The children were taught to read, but not to write unless the visitors and guardians wanted this. The intention was presumably that they should be able to read the bible, but not get ideas above their station. They were to learn the catechism, religious principles and ‘general decency and good behaviour’. However, they were only to have two hours of schooling, so they could work most of the day.
The surgeon or apothecary
He was to examine paupers on admission, to ensure that no-one with an infectious disease was taken in, and visit the workhouse at least once a week. His role was to administer medicines, advise on diet and make a monthly report to the guardians of the poor.
Those who could no longer maintain themselves and any children were to be admitted. They had to apply to the Guardian of their parish, or the Visitor or a Justice of the Peace. The paupers had to be clean and decently clothed, with a change of clothes provided by their parish of origin. The casual poor were to be admitted, with expenses paid by their parish of origin, or the county if no parish could be identified.

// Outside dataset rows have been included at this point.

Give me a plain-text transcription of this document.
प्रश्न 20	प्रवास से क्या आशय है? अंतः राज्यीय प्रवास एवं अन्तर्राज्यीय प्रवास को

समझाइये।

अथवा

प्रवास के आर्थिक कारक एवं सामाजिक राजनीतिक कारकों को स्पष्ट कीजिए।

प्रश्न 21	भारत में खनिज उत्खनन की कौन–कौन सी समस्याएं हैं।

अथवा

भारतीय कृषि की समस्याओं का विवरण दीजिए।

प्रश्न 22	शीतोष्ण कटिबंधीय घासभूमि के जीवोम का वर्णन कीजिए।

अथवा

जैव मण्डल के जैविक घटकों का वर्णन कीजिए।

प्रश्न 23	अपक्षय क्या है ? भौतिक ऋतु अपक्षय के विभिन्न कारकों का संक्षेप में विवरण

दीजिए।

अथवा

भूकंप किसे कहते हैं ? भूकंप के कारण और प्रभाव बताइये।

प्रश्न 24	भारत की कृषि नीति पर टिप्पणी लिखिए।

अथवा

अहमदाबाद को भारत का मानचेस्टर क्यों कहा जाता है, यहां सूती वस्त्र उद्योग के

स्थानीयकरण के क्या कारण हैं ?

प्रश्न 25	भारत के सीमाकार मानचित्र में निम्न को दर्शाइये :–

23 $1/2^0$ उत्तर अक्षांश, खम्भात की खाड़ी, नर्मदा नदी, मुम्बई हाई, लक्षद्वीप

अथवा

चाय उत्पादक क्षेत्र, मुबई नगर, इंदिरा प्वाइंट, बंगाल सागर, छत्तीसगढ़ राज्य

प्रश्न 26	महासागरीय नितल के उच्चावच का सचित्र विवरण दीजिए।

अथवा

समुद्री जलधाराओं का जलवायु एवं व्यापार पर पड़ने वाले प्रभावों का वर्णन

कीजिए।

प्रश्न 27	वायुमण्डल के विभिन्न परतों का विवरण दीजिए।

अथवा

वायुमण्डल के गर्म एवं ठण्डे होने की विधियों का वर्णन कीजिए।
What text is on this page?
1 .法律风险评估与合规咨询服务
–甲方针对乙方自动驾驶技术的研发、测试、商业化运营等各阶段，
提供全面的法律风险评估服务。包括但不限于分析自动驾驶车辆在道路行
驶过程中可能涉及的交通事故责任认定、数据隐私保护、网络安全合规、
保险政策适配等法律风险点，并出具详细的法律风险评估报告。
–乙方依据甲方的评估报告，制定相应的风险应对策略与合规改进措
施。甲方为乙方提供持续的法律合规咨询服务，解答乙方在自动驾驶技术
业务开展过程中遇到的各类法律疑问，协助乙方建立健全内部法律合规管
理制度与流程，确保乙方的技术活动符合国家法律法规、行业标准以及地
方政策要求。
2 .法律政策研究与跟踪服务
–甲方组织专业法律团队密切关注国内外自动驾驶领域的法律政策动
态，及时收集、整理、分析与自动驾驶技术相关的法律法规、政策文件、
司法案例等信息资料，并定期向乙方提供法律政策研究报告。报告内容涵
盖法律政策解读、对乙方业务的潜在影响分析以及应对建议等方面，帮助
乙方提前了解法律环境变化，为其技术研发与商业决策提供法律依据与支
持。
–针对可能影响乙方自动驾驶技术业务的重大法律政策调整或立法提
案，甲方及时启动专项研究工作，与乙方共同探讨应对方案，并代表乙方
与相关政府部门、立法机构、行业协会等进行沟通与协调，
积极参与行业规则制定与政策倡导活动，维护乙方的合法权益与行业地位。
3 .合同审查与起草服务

No child under the age of seven was to be accepted without the permission of their parents and the Guardians of the poor. Children in the workhouse could be placed with a respectable person in their parish to care for them, who was paid a weekly allowance; the Visitor was to check that they were being well treated. When old enough they were to be apprenticed or placed as servants.
The Meriden union originally included 18 parishes. The workhouse was built on Maxstoke Lane in 1793 and enlarged in 1836 following the new Poor Law Act of 1834. Plans to turn it into an isolation hospital in 1930 were cancelled; it became a Public Assistance Institution then a County Welfare Institution and finally ‘The Firs’ old people’s home and hospital. The building has now been demolished but a 1900s photo can be seen on this website. A collection of records including minutes and accounts can be consulted at the Warwickshire County Record Office, together with plans of the alterations that have been made over a period of around a hundred years.2 If you have memories or photographs of the building we would love to hear from you.
1 Meriden workhouse rules. Warwickshire County Record Office reference DR613/198/1, 1810.
2 See: Meriden Union records (Warwickshire County Record Office reference CR51/187-257); plans of the workhouse and successors (Warwickshire County Record Office reference CR1535, 1868-1960).